Please note: This PhD seminar will take place online.
Zhenyu (Alister) Liao, PhD candidate
David R. Cheriton School of Computer Science
Supervisor: Professor Peter van Beek
A Bayesian network (BN) is a probabilistic graphical model with applications in knowledge discovery and prediction. A widely used data analysis methodology using Bayesian networks is to: (i) learn a set of plausible networks that fit the data using optimization and a scoring function, (ii) perform model averaging to obtain confidence measure for each edge, and (iii) select a threshold and report all edges with confidence higher than the threshold. In this manner, a representative network can be constructed from the edges that are deemed significant that can then be examined for probabilistic dependencies and possible cause-effect relations.

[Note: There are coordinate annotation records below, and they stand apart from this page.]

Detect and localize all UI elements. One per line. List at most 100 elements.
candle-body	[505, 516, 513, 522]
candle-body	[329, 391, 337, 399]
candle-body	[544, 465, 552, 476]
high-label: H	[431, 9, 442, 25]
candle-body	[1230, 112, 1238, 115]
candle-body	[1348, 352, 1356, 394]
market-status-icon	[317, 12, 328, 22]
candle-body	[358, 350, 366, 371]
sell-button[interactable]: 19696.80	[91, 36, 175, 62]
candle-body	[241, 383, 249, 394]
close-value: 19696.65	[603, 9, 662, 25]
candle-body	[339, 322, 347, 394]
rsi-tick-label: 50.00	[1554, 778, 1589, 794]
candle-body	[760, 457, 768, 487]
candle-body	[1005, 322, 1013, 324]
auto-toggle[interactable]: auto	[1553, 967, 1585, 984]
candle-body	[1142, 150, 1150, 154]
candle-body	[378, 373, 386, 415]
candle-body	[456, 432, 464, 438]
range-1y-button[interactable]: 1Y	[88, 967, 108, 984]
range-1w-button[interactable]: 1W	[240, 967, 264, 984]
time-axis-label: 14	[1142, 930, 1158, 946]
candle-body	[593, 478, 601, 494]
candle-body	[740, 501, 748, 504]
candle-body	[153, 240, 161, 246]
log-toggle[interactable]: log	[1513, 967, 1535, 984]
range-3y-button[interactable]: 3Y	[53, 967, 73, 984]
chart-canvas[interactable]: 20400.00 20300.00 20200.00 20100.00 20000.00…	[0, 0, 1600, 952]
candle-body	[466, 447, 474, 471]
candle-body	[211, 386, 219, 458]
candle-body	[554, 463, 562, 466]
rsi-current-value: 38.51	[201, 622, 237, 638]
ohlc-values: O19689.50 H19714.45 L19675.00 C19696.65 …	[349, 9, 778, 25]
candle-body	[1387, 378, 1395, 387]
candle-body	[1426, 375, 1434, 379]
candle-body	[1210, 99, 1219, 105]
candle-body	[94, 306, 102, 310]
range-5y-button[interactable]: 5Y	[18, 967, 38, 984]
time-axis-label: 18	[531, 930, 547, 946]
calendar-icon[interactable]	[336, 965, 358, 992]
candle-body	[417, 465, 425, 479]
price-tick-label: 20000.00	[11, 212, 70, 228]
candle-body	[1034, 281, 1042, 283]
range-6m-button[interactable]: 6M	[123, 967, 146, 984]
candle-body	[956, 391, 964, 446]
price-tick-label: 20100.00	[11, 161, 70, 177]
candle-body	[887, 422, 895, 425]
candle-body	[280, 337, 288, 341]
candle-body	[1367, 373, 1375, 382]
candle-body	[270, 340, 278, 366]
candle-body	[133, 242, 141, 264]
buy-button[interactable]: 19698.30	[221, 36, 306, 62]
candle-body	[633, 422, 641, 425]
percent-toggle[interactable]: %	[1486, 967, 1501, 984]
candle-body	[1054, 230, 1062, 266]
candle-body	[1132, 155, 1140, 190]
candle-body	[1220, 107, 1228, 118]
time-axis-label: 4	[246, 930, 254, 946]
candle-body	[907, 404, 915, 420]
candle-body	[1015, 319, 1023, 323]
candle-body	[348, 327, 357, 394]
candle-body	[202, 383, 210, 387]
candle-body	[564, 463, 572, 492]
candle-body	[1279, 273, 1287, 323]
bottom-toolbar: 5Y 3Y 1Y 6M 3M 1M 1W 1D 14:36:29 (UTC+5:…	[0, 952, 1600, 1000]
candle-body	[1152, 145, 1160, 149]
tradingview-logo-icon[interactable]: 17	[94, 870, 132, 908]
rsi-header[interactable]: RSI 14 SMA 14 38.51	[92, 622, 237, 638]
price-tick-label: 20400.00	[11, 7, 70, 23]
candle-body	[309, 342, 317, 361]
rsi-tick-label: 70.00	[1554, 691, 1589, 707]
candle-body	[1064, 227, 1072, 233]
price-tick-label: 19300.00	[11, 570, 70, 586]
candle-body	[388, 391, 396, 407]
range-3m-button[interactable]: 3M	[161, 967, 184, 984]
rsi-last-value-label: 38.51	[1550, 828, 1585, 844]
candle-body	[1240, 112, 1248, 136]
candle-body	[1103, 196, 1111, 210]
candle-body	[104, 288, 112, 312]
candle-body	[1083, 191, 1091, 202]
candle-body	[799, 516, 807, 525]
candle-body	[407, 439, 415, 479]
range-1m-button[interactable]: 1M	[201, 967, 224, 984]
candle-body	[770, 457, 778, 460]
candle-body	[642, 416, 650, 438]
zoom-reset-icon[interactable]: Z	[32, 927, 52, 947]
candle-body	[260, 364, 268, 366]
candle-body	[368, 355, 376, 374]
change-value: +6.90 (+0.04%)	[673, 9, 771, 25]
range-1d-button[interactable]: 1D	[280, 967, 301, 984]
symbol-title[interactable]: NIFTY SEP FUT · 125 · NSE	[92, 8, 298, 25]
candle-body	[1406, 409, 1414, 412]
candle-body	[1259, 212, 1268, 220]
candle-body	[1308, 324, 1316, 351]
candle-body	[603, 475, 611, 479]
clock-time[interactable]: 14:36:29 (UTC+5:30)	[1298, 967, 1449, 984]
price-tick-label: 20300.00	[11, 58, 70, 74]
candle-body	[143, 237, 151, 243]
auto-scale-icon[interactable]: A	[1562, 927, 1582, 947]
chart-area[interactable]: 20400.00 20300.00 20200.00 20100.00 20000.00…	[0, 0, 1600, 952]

This seminar focuses on several improvements that benefit the data analysis methodology. We propose a novel approach to model averaging inspired by performance guarantees in approximation algorithms. Our approach only considers credible models in that they are optimal or near-optimal in score, is more efficient and scales to significantly larger Bayesian networks than existing exact approaches, and is more accurate than existing heuristic approaches. We then present several improvements to our new approach as well as to a popular existing heuristic approach including: selecting the best scoring function, selecting an appropriate threshold, and using meta-ensembles to boost performance.